Joanna,
I'm so sorry to read your post on Oscar. I know all too well the pain you are feeling. I helped my little girl Cadence to the Bridge 2 weeks ago today, and I felt so lost and alone that I couldn't even breathe. I had been posting here on BW during our journey together through cancer and if it wasn't for the wonderful people here, I truly think that I would have been 1000 times worse. You are never alone here on BW. We are all here for you and your babies, past, present, and future. Helping our babies to the Bridge is never easy. Please know that it is the ultimate gift of love and is one of the most selfless things we can do as parents. The decision is difficult, one of the most difficult decisions I've ever had to make. But know that Oscar is running free, without pain, with all of our babies. They will take good care of each other. I, too, felt like the pain would never end and that I would be a sad, bitter woman for the rest of my life. I couldn't stand how quiet my house was, with no pitter-patter of Cadence's feet.

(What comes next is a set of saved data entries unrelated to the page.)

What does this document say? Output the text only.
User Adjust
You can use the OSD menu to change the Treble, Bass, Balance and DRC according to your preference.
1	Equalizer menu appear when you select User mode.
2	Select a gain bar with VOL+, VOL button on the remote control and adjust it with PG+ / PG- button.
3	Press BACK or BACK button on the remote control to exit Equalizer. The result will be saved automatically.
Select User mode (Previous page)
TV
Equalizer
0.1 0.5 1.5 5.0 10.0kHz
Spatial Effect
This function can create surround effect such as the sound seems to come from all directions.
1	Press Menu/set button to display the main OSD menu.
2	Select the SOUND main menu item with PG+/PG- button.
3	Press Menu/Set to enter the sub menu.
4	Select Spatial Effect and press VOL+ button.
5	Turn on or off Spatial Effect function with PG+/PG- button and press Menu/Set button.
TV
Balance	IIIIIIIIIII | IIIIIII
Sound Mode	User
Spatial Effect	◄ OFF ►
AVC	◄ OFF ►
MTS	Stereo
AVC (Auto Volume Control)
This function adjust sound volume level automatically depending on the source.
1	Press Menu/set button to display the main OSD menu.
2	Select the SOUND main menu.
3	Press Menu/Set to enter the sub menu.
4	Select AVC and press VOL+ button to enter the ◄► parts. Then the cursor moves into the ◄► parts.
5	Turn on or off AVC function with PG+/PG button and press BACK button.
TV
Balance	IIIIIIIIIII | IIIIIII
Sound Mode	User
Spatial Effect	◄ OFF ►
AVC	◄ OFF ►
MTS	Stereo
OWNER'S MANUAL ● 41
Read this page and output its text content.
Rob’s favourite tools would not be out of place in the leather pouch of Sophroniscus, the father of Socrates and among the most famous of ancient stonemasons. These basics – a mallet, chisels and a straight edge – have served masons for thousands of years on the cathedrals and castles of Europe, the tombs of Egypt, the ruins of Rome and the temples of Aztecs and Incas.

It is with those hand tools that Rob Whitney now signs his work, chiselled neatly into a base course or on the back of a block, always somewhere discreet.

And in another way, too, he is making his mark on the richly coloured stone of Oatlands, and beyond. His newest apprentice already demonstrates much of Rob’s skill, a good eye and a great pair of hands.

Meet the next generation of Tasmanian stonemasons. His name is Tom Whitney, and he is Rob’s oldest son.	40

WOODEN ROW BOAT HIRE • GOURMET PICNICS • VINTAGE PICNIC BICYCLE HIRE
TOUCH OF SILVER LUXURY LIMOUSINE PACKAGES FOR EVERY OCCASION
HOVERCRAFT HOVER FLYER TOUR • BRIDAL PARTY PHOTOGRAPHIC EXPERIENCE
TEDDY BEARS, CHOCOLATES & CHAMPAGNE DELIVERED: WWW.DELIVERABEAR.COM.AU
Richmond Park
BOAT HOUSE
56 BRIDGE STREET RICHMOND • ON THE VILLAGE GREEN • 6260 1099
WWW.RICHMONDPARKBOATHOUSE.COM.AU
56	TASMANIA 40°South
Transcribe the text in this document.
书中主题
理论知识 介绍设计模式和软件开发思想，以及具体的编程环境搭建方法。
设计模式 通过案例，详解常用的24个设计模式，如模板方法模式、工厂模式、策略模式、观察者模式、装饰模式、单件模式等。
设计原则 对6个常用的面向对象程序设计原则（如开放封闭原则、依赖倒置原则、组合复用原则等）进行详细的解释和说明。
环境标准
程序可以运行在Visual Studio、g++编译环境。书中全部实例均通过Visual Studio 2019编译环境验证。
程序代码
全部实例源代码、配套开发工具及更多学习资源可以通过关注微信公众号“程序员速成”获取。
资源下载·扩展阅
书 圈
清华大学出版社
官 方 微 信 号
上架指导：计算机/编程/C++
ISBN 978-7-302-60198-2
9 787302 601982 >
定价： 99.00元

Skye, my 7 year old Boxer, was very lonely, too. She looked so sad that it broke my heart all over again. I just got a new litttle baby boy on Sunday and he is my saving grace. I wasn't sure how I'd feel about looking at new puppies after losing my 1st precious baby, as Cadence was my first Boxer. (Skye was rescued by my fiance and Cadence and I moved in their house together). I was surprised how happy the puppies made me and when I saw my little guy, I knew I could love another baby. He is home with me and is just the sweetest little thing. I hope that one day, you too will be able to open your heart to another Boxer baby. Take your time and let your heart heal. Cry as much as you like and treasure all of your memories. Each day, the pain will get a little better. I never thought it would, but it did. I can look at pictures of my girl and smile. I do still sometimes cry, but that's okay. It's okay to miss them--they're our babies, no matter where they are. But in your heart you will know that Oscar is safe and happy and playing with all of our babies. They are all watching and waiting for us. He is okay.
Remember, you are not alone. You have all of us and you have Oscar watching over you, along with all of our babies.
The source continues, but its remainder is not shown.